Pero los conflictos entre clanes son una cosa: otra distinta es que un padre termine matando a su hija por buscar una pareja por fuera de los intereses familiares (igual en nuestra región a menudo los padres exiliaban a hijos que se portaran así), tal como pasó con Romina. Imaginen que semejante ritual filicida fuera parte de la “cosmovisión wayúu”. ¿De verdad alguien tendría la cara dura de decir que por ser arijunas no nos corresponde cuestionar semejante tradición? ¿Alguien pretendería de verdad defender que la autonomía y la jurisdicción indígena validan de alguna forma un comportamiento tan atroz? ¿En serio sería alguien capaz de manejar un sesgo cognitivo tan repulsivo?

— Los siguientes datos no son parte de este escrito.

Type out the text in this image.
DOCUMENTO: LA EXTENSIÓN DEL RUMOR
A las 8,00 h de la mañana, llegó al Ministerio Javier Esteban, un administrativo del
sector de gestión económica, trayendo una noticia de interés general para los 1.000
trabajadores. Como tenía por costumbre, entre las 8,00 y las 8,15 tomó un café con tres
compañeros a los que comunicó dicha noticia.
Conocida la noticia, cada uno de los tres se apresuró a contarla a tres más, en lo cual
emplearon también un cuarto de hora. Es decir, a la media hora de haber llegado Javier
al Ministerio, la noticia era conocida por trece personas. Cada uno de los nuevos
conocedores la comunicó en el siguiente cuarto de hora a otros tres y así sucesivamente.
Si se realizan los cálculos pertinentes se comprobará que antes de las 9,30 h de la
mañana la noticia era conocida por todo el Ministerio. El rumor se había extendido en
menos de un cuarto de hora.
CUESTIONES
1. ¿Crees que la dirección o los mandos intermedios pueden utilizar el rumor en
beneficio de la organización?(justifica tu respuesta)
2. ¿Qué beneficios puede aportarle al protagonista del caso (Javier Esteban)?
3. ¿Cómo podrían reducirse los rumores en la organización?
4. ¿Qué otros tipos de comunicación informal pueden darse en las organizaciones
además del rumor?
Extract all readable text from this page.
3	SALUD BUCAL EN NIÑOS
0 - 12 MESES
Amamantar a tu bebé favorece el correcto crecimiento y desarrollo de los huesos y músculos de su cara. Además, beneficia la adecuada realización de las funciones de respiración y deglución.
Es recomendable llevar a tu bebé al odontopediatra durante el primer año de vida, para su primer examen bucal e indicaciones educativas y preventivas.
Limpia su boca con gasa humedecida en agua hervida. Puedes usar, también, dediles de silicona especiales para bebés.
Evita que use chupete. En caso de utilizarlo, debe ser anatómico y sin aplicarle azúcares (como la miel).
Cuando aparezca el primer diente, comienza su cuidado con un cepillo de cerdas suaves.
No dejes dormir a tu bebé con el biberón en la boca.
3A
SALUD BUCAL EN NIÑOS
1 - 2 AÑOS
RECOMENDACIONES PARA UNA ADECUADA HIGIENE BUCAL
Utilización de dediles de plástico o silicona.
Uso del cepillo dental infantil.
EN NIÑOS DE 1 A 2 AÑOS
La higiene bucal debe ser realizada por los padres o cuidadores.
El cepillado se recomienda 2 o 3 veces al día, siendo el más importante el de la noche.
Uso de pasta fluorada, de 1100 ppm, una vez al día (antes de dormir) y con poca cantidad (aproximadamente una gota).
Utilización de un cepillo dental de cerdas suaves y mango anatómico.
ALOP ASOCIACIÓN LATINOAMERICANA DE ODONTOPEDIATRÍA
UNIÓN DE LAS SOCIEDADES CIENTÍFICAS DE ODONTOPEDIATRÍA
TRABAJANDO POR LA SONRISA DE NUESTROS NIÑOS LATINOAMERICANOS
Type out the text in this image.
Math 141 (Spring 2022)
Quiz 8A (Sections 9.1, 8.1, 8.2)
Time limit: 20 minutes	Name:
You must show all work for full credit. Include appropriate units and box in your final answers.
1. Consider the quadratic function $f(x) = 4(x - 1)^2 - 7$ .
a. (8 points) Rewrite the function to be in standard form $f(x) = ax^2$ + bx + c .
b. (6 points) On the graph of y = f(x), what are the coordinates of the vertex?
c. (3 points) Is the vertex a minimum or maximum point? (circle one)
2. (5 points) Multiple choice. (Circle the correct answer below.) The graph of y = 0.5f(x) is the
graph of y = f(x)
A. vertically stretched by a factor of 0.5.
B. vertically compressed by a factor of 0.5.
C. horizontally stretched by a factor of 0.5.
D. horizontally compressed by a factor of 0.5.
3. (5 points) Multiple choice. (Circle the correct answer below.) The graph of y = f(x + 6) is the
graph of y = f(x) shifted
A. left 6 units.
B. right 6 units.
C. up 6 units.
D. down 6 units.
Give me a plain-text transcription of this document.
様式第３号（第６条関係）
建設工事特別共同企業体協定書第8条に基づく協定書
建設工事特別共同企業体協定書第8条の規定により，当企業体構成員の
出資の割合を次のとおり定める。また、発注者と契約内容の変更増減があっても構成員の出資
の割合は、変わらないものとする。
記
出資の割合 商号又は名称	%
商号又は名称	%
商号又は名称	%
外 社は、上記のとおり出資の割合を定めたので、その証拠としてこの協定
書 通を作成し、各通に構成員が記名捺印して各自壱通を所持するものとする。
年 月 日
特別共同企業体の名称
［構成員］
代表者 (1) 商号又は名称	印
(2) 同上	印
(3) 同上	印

Porque si de verdad alguien cree que decir “es su cultura, hay que respetarla” es una respuesta válida ante semejante disyuntiva, entonces es una persona con pobres principios éticos.

Tanto David como Romero Epiayu reconocen algo importante: las culturas no son estáticas. Evolucionan, cambian a través del tiempo. Las interacciones entre pueblos conducen de forma inevitable a un cambio en sus costumbres. Algunas tradiciones se afianzan, otras se abandonan, pero ninguna será permanente. Y en cuanto muchas civilizaciones comprendieron el valor de los derechos humanos individuales, y que estos deben ser accesibles a cada ciudadano, fue cuestión de tiempo para que muchos rituales colectivistas opresivos, protegidos bajo la cortina de la “ancestralidad”, empezaran a cuestionarse e incluso a dejarse de lado. Esto no es dejar de respetar o valorar una cultura; es comprender que el valor individual está por encima de cualquier ritual, en especial cuando se trata de aquellos que van en contra en los mínimos derechos de cada persona.

Y con esto quiero terminar. Hace tiempo, al ir progresando con este blog, me hice el compromiso de que jamás iba a guardarme mis opiniones ante rituales y costumbres que vayan en contravía de los derechos humanos, por más que se traten de tradiciones culturales o que provengan de comunidades oprimidas y discriminadas, y he procurado hasta ahora mantenerme fiel a ese principio. Esta no va a ser una excepción.

Adenda 1: tras la llegada de Brasil a los primeros lugares mundiales en número de contagios y muertos por la actual pandemia, Daniel Afanador describió hace poco las circunstancias que llevaron a Jair Bolsonaro a la Presidencia del gigante del sur, así como sus vínculos con la corrupción y el fascismo y la creciente radicalización de sus seguidores. Muy recomendado.
Adenda 2: si con Néstor Humberto Martínez temíamos la entrega servil de la Fiscalía al subgobierno de Duque y el Centro –dizque- Democrático, con el altanero Francisco Barbosa, amigo íntimo del subpresidente, a la cabeza, ya es casi una realidad. El marcado conflicto de intereses señalado en el caso de la “Ñeñepolítica” se acentuó este jueves al conocerse que dos de los agentes de la Policía que interceptaron las conversaciones del extinto ganadero “Ñeñe” Hernández, vinculado al narcotraficante Marquitos Figueroa, fueron detenidos en una cuestionada muestra de autoridad manejada con un evidente sesgo, sobre todo en comparación con las libertades otorgadas a la principal testigo del caso, “Cayita” Daza. Es cada vez más evidente y urgente que se necesita nombrar un fiscal ad hoc para encargarse de la investigación, que da más indicios de hundirse.